Avant que l’œuvre existe, l’artiste circule dans son univers à elle, l’observe dans ses menus détails, s’émerveille de microévénements qui se captent si difficilement dans une photographie. Elle ne peut résister à en recueillir tout de même certaines traces : la délicatesse de cette constellation d’asters, la texture de cette écorce, le tracé de ces brins d’herbe, les perles de cette lumière. Les restes imparfaits conservés de ces instants fugaces deviennent le matériau pour de nouveaux mondes à concevoir, à la manière des débris végétaux qui recouvrent le sol des jardins ou des forêts : de petits riens qui s’assemblent pour constituer un habitat pour de nombreuses espèces.

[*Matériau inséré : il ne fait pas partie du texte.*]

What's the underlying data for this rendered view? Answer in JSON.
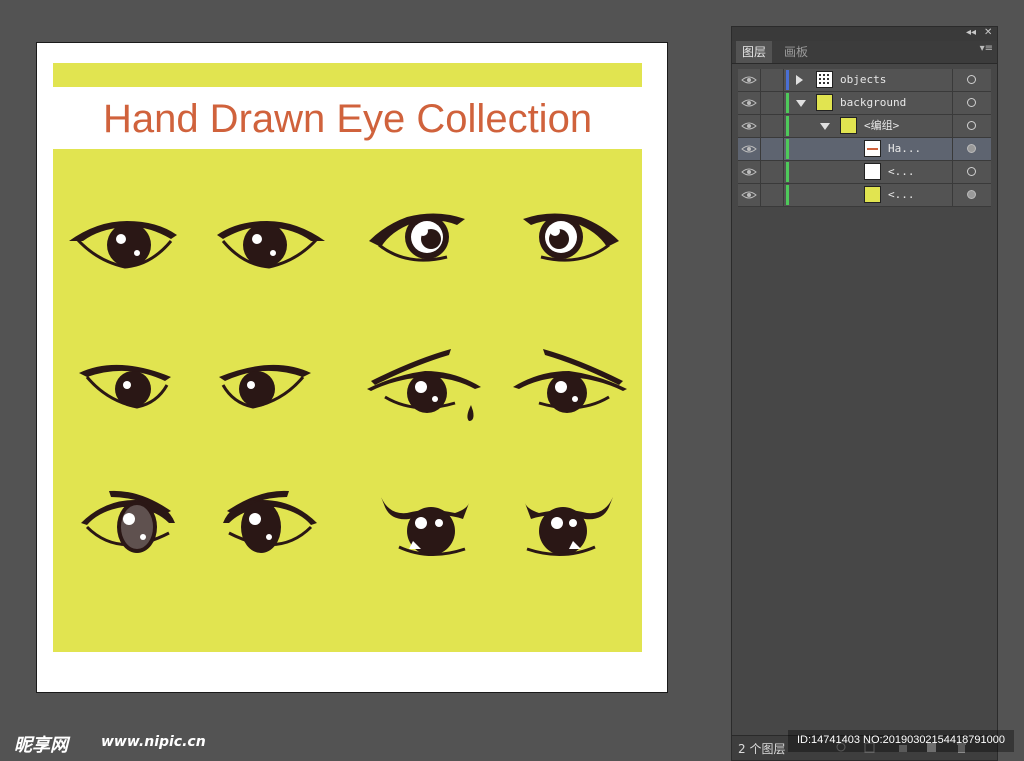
{
  "colors": {
    "workspace": "#535353",
    "accent_yellow": "#e1e450",
    "title_orange": "#d0623c",
    "eye_ink": "#2a1715",
    "layer_blue": "#4a6fd4",
    "layer_green": "#4ec95a"
  },
  "artboard": {
    "title": "Hand Drawn Eye Collection",
    "eye_count": 12
  },
  "layers_panel": {
    "tabs": [
      {
        "label": "图层",
        "active": true
      },
      {
        "label": "画板",
        "active": false
      }
    ],
    "rows": [
      {
        "name": "objects",
        "indent": 0,
        "expanded": false,
        "toggle": "right",
        "thumb": "grid-thumb",
        "bar": "#4a6fd4",
        "target": "hollow",
        "selected": false
      },
      {
        "name": "background",
        "indent": 0,
        "expanded": true,
        "toggle": "down",
        "thumb": "yellow-thumb",
        "bar": "#4ec95a",
        "target": "hollow",
        "selected": false
      },
      {
        "name": "<编组>",
        "indent": 1,
        "expanded": true,
        "toggle": "down",
        "thumb": "yellow-thumb",
        "bar": "#4ec95a",
        "target": "hollow",
        "selected": false
      },
      {
        "name": "Ha...",
        "indent": 2,
        "toggle": "none",
        "thumb": "text-thumb",
        "bar": "#4ec95a",
        "target": "filled",
        "selected": true
      },
      {
        "name": "<...",
        "indent": 2,
        "toggle": "none",
        "thumb": "white-thumb",
        "bar": "#4ec95a",
        "target": "hollow",
        "selected": false
      },
      {
        "name": "<...",
        "indent": 2,
        "toggle": "none",
        "thumb": "yellow-thumb",
        "bar": "#4ec95a",
        "target": "filled",
        "selected": false
      }
    ],
    "layer_count": "2 个图层"
  },
  "watermark": {
    "logo": "昵享网",
    "url": "www.nipic.cn",
    "id_text": "ID:14741403 NO:20190302154418791000"
  }
}
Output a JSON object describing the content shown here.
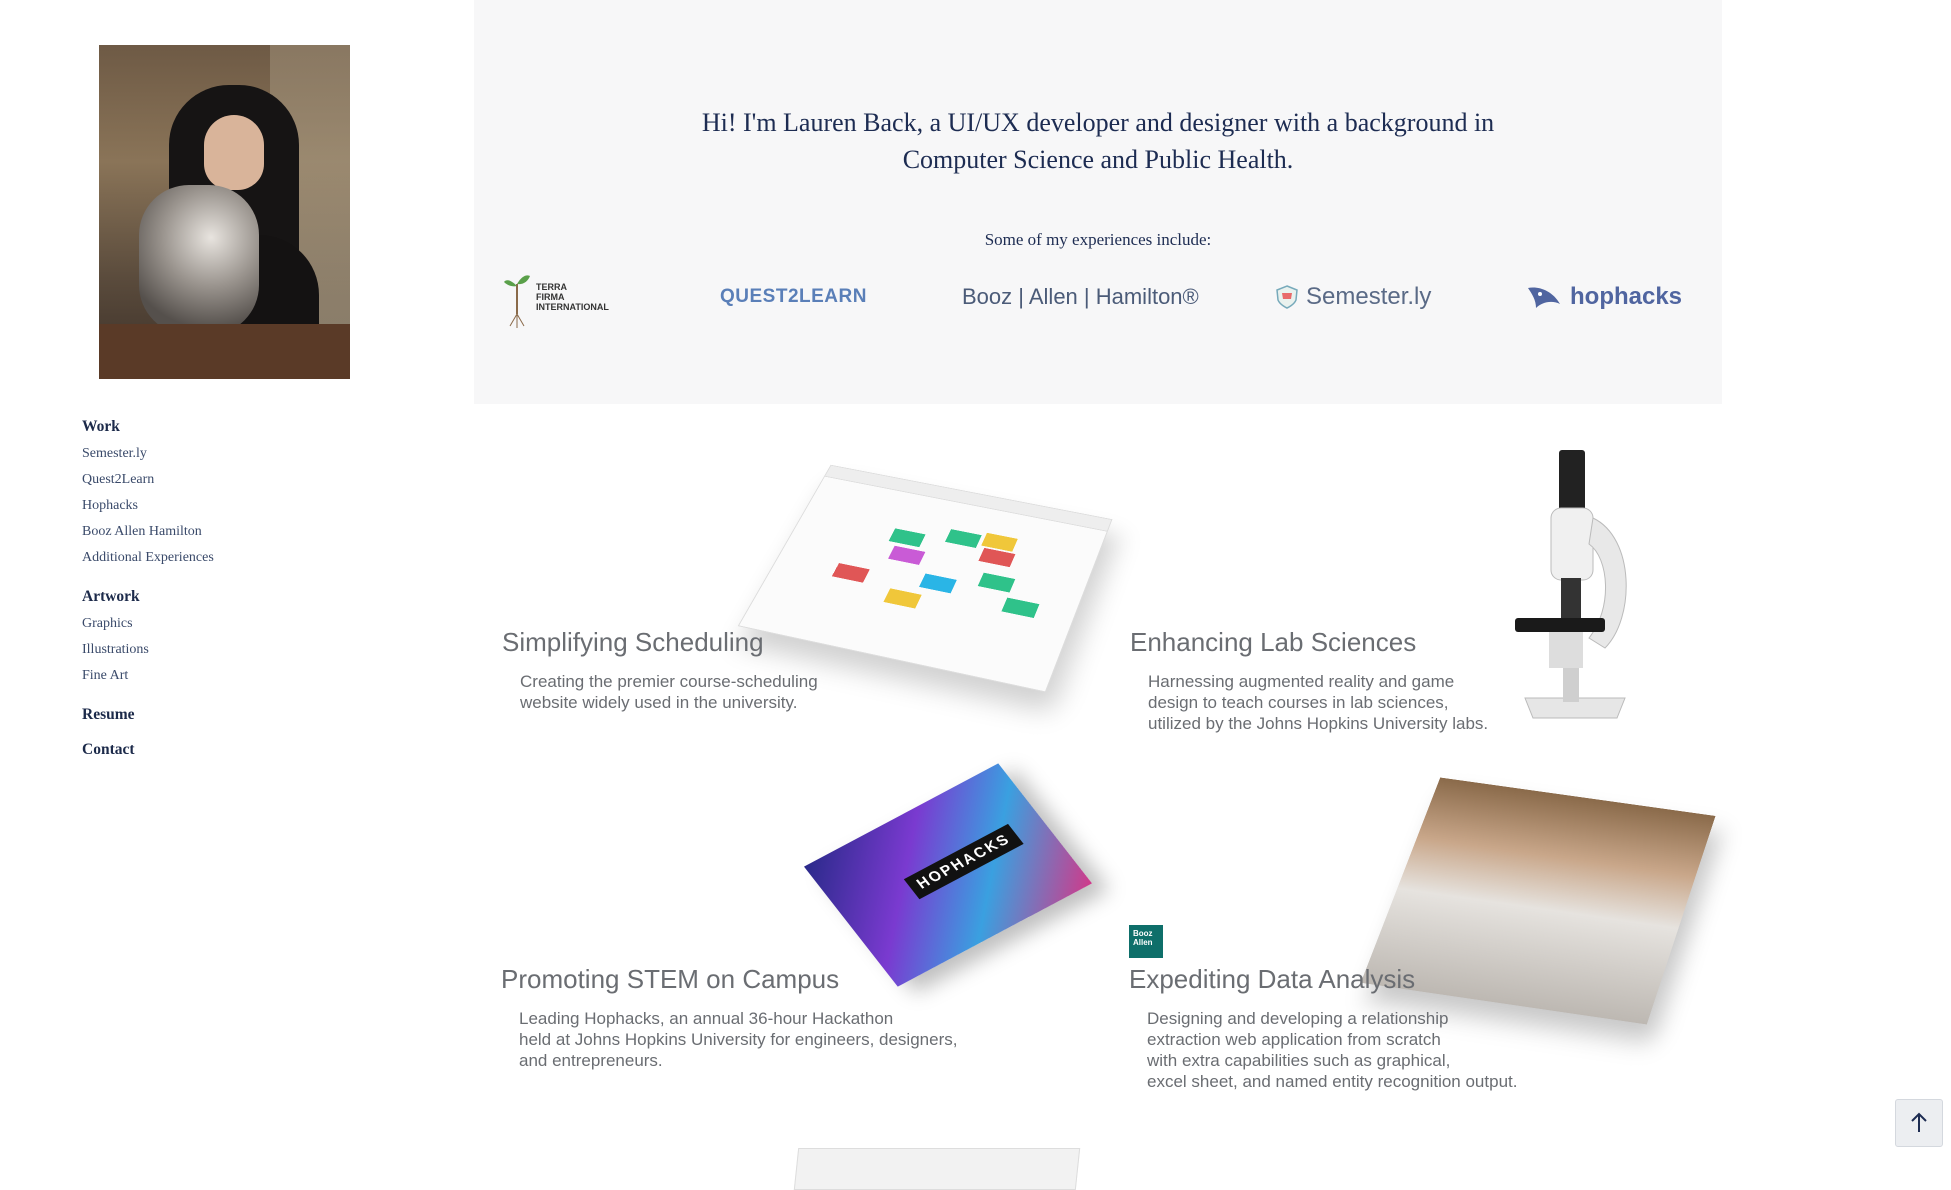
{
  "sidebar": {
    "nav": {
      "work": {
        "heading": "Work",
        "items": [
          "Semester.ly",
          "Quest2Learn",
          "Hophacks",
          "Booz Allen Hamilton",
          "Additional Experiences"
        ]
      },
      "artwork": {
        "heading": "Artwork",
        "items": [
          "Graphics",
          "Illustrations",
          "Fine Art"
        ]
      },
      "resume": "Resume",
      "contact": "Contact"
    }
  },
  "hero": {
    "title_line1": "Hi! I'm Lauren Back, a UI/UX developer and designer with a background in",
    "title_line2": "Computer Science and Public Health.",
    "subtitle": "Some of my experiences include:",
    "logos": {
      "terra": [
        "TERRA",
        "FIRMA",
        "INTERNATIONAL"
      ],
      "quest": "QUEST2LEARN",
      "booz": "Booz | Allen | Hamilton®",
      "semester": "Semester.ly",
      "hophacks": "hophacks"
    }
  },
  "cards": [
    {
      "title": "Simplifying Scheduling",
      "desc": [
        "Creating the premier course-scheduling",
        "website widely used in the university."
      ]
    },
    {
      "title": "Enhancing Lab Sciences",
      "desc": [
        "Harnessing augmented reality and game",
        "design to teach courses in lab sciences,",
        "utilized by the Johns Hopkins University labs."
      ]
    },
    {
      "title": "Promoting STEM on Campus",
      "desc": [
        "Leading Hophacks, an annual 36-hour Hackathon",
        "held at Johns Hopkins University for engineers, designers,",
        "and entrepreneurs."
      ],
      "image_text": "HOPHACKS"
    },
    {
      "title": "Expediting Data Analysis",
      "desc": [
        "Designing and developing a relationship",
        "extraction web application from scratch",
        "with extra capabilities such as graphical,",
        "excel sheet, and named entity recognition output."
      ],
      "badge": [
        "Booz",
        "Allen"
      ]
    }
  ],
  "colors": {
    "nav_heading": "#1c2a4a",
    "hero_bg": "#f7f7f8",
    "hero_text": "#1d2c52",
    "card_text": "#6a6d72"
  },
  "icons": {
    "back_to_top": "arrow-up-icon"
  }
}
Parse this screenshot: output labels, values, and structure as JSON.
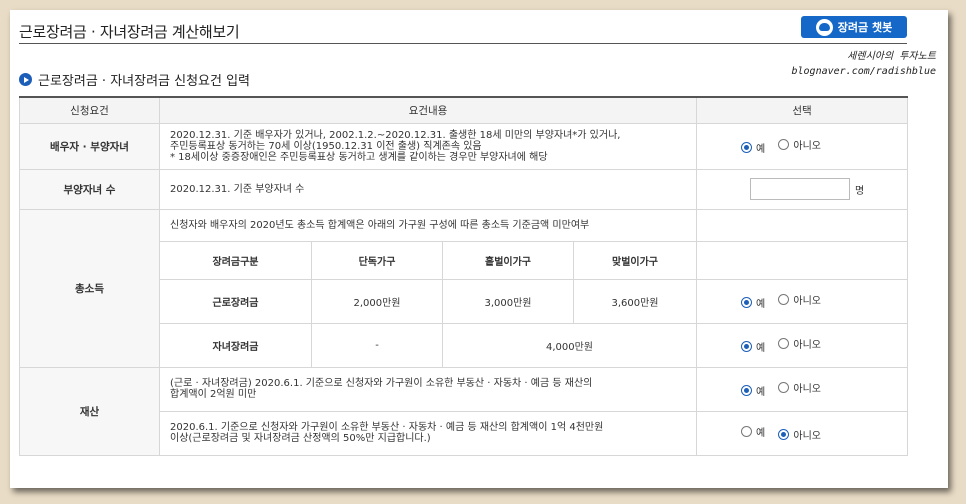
{
  "page_title": "근로장려금 · 자녀장려금 계산해보기",
  "chatbot_button": "장려금 챗봇",
  "watermark": {
    "line1": "세렌시아의 투자노트",
    "line2": "blognaver.com/radishblue"
  },
  "section_title": "근로장려금 · 자녀장려금 신청요건 입력",
  "table": {
    "headers": [
      "신청요건",
      "요건내용",
      "선택"
    ],
    "radio_yes": "예",
    "radio_no": "아니오",
    "spouse": {
      "label": "배우자 · 부양자녀",
      "line1": "2020.12.31. 기준 배우자가 있거나, 2002.1.2.~2020.12.31. 출생한 18세 미만의 부양자녀*가 있거나,",
      "line2": "주민등록표상 동거하는 70세 이상(1950.12.31 이전 출생) 직계존속 있음",
      "line3": "* 18세이상 중증장애인은 주민등록표상 동거하고 생계를 같이하는 경우만 부양자녀에 해당"
    },
    "children": {
      "label": "부양자녀 수",
      "content": "2020.12.31. 기준 부양자녀 수",
      "unit": "명"
    },
    "income": {
      "label": "총소득",
      "desc": "신청자와 배우자의 2020년도 총소득 합계액은 아래의 가구원 구성에 따른 총소득 기준금액 미만여부",
      "sub_headers": [
        "장려금구분",
        "단독가구",
        "홑벌이가구",
        "맞벌이가구"
      ],
      "row1": {
        "type": "근로장려금",
        "single": "2,000만원",
        "one": "3,000만원",
        "dual": "3,600만원"
      },
      "row2": {
        "type": "자녀장려금",
        "single": "-",
        "combined": "4,000만원"
      }
    },
    "assets": {
      "label": "재산",
      "a_line1": "(근로 · 자녀장려금) 2020.6.1. 기준으로 신청자와 가구원이 소유한 부동산 · 자동차 · 예금 등 재산의",
      "a_line2": "합계액이 2억원 미만",
      "b_line1": "2020.6.1. 기준으로 신청자와 가구원이 소유한 부동산 · 자동차 · 예금 등 재산의 합계액이 1억 4천만원",
      "b_line2": "이상(근로장려금 및 자녀장려금 산정액의 50%만 지급합니다.)"
    }
  }
}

À partir de découpes réalisées dans ses photographies et ses dessins, Noelle Wharton-Ayer crée ses photogrammes un peu comme elle aménagerait un jardin, où de petites mains s’affairent à prendre soin d’un plant, à en diviser un autre pour le déplacer ailleurs et le faire cohabiter auprès d’un autre à nouveau. Et chaque fois, bien qu’une composition finale ait pu s’imaginer, les éléments ainsi placés s’allient comme bon leur semble, se parlent et se transforment, nourrissent le lit de leur propre monde. Appelant ainsi au mystère de toute création, l’exposition invite à voir là des espaces où se réfugier, ou encore mieux rêver.
Bedfellows a été réalisée dans le cadre du programme de résidence-exposition de VU et fait partie de la programmation et tout ce que ça prend, qui se penche sur les forces et les ressources qui nous animent, sur ce qui, en nous et à l’extérieur de nous, peut s’avérer être autant un potentiel qu’une menace.